(1.) THE parties to this appeal are lineal descendants, through males, of Rajah Sheo Singh, who at the beginning of this century possessed the talook of Bhinga: the respondent being the descendant of Sarabjit Singh, his eldest, and the appellant of Umrao Singh, his second son. At the time of the Mutiny the talook was confiscated; but it was subsequently restored to the family, and was settled in 1856-57, and again in 1858-59, upon Rajah Kishen Dutt, the son of Sarabjit.
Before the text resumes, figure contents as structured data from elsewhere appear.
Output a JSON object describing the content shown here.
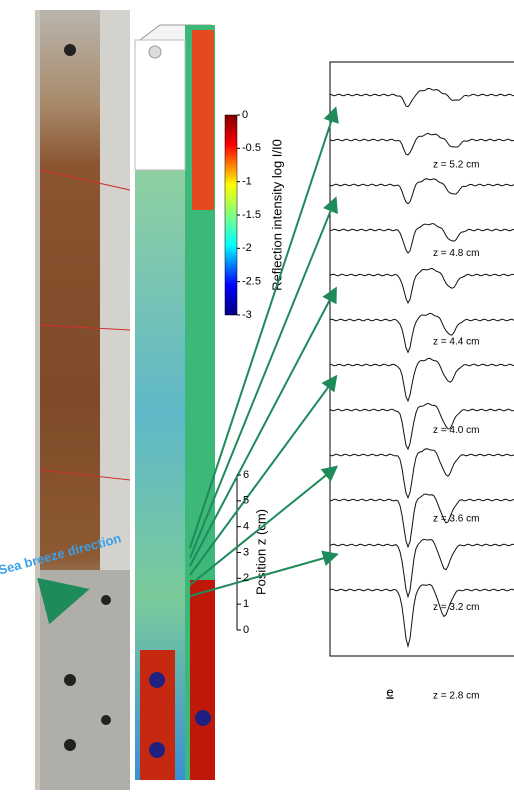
{
  "colorbar": {
    "label": "Reflection intensity log I/I0",
    "lim": [
      -3,
      0
    ],
    "ticks": [
      0,
      -0.5,
      -1,
      -1.5,
      -2,
      -2.5,
      -3
    ]
  },
  "position_axis": {
    "label": "Position z (cm)",
    "lim": [
      0,
      6
    ],
    "ticks": [
      0,
      1,
      2,
      3,
      4,
      5,
      6
    ]
  },
  "spectra_labels": [
    "z = 5.2 cm",
    "z = 4.8 cm",
    "z = 4.4 cm",
    "z = 4.0 cm",
    "z = 3.6 cm",
    "z = 3.2 cm",
    "z = 2.8 cm"
  ],
  "panel_mark": "e",
  "photo_annotation": "Sea breeze direction"
}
Rajah Kishen Dutt died in 1862, and was succeeded by the respondent.
(2.) JABRAJ Singh, father of the appellant, who was the son of Umrao Singh, died in 1881; and, in March, 1887, the present suit was brought by the respondent, in which he claims proprietary possession of two villages within the talook, Gutwa and Basthanwa, which are also known by the common name of Sochouli, and, in the alternative, that the appellant is bound to relieve him of the revenue payable to Government in respect of these two villages. The only ground of action disclosed in the plaint is, that the title upon which Jabraj held possession of the villages was a grant for maintenance, resumable by the talookdar upon his decease.
(3.) JABRAJ insisted, before the arbiters, in a claim for no less than thirty-one villages, including the two now in suit, and a third which was alleged to have been granted to him by the rajah "as a reward, by reason of his accidentally killing a tiger." The arbiters adjudicated upon his claim for these three villages, but declined to entertain his claim for the remaining twenty-eight, holding that it did not relate to any right by cadetship, constituting an incumbrance upon the talook belonging to the head of the family, but asserted an absolute proprietary title adverse to him, and therefore ought to be enforced by an action at law. They rejected the claim of Jabraj for the village said to have been granted to him by way of reward; and, in regard to the subjects now in controversy, they found "that the two villages Gutwa and Basthanwa, given as maintenance, be decreed in favour of plaintiff (to continue) as heretofore." That deliverance was confirmed by Maharajah Sir Maun Singh on July 6, 1869.